For each recurring event, store the most recent run time, the run-interval and other goodies like expiration time if that's desirable.
Every time the app runs, it checks all events, comparing (today/now + recurrenceResolution) to (recentRunTime + runInterval) and if they coincide, fire the event.
When I wrote a calendar app for myself mumble years ago, I basically just stole the scheduling mechanism from cron and used that for recurring events. e.g., Something taking place on the second Saturday of every month except January would include the instruction "repeat=* 2-12 8-14 6" (every year, months 2-12, the 2nd week runs from the 8th to the 14th, and 6 for Saturday because I used 0-based numbering for the days of the week).
While this makes it quite easy to determine whether the event occurs on any given date, it is not capable of handling "every N days" recurrence and is also rather less than intuitive for users who aren't unix-savvy.
To deal with unique data for individual event instances and removal/rescheduling, I just kept track of how far out events had been calculated for and stored the resulting events in the database, where they could then be modified, moved, or deleted without affecting the original recurrent event information.

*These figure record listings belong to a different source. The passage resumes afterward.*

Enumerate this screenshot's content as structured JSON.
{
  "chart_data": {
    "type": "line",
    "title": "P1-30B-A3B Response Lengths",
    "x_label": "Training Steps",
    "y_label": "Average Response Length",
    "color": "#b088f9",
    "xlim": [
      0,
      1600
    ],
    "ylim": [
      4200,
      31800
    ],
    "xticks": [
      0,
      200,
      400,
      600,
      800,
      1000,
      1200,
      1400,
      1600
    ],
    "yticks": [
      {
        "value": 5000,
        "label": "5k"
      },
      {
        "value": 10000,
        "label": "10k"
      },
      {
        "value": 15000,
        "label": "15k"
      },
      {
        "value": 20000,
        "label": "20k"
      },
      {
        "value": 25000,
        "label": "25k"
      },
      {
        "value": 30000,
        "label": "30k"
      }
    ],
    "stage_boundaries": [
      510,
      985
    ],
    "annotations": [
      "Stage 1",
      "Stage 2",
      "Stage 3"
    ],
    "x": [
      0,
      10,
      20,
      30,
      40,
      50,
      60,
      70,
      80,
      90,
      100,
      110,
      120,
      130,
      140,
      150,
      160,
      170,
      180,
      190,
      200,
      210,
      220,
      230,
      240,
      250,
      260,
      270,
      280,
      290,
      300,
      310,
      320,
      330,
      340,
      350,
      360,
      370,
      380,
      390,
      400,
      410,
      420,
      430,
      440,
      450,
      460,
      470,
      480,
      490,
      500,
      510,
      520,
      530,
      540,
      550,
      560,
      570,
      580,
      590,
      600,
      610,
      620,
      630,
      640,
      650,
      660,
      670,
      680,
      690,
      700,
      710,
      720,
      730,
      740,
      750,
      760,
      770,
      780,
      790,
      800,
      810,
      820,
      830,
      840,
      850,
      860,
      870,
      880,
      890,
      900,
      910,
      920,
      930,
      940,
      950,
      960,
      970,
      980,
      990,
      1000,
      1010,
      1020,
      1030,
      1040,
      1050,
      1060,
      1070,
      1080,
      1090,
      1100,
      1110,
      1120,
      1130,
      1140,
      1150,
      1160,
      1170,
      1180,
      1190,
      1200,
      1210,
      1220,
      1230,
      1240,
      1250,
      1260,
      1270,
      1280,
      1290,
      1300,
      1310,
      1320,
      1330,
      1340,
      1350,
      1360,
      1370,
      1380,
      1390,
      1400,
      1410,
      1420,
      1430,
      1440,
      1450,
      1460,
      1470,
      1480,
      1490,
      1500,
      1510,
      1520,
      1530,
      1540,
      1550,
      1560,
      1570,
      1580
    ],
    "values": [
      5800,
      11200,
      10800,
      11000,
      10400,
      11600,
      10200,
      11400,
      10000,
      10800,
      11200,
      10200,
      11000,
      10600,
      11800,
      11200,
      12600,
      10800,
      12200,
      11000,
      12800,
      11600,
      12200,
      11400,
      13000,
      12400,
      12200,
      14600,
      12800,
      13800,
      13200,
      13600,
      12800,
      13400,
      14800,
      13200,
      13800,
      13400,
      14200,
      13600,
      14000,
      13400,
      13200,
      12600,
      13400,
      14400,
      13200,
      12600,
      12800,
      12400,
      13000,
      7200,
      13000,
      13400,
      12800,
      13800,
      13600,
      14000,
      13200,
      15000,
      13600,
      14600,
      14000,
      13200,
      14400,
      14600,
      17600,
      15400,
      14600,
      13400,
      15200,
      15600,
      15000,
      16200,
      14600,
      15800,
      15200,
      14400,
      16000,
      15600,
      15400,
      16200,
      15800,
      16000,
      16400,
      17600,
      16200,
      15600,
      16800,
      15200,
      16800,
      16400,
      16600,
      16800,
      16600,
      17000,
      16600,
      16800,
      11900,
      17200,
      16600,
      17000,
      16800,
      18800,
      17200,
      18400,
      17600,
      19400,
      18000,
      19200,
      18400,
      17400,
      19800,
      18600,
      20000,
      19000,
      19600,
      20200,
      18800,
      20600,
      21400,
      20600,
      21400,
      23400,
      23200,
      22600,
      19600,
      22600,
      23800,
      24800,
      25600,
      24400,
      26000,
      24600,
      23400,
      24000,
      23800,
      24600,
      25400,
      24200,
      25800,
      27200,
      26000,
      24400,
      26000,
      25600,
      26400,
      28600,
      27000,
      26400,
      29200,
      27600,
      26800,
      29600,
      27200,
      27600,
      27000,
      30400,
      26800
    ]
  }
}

When a new recurring event was added, all instances were immediately calculated out until the existing "last calculated" date.
I make no claim that this is the best way to do it, but it is a way, and one which works quite well within the limitations I mentioned earlier.
If you have a simple reoccuring event, such as daily, weekly or a couple days a week, whats wrong with using buildt in scheduler/cron/at functionallity? Creating an executable/console app and set up when to run it? No complicated calendar, event or time management.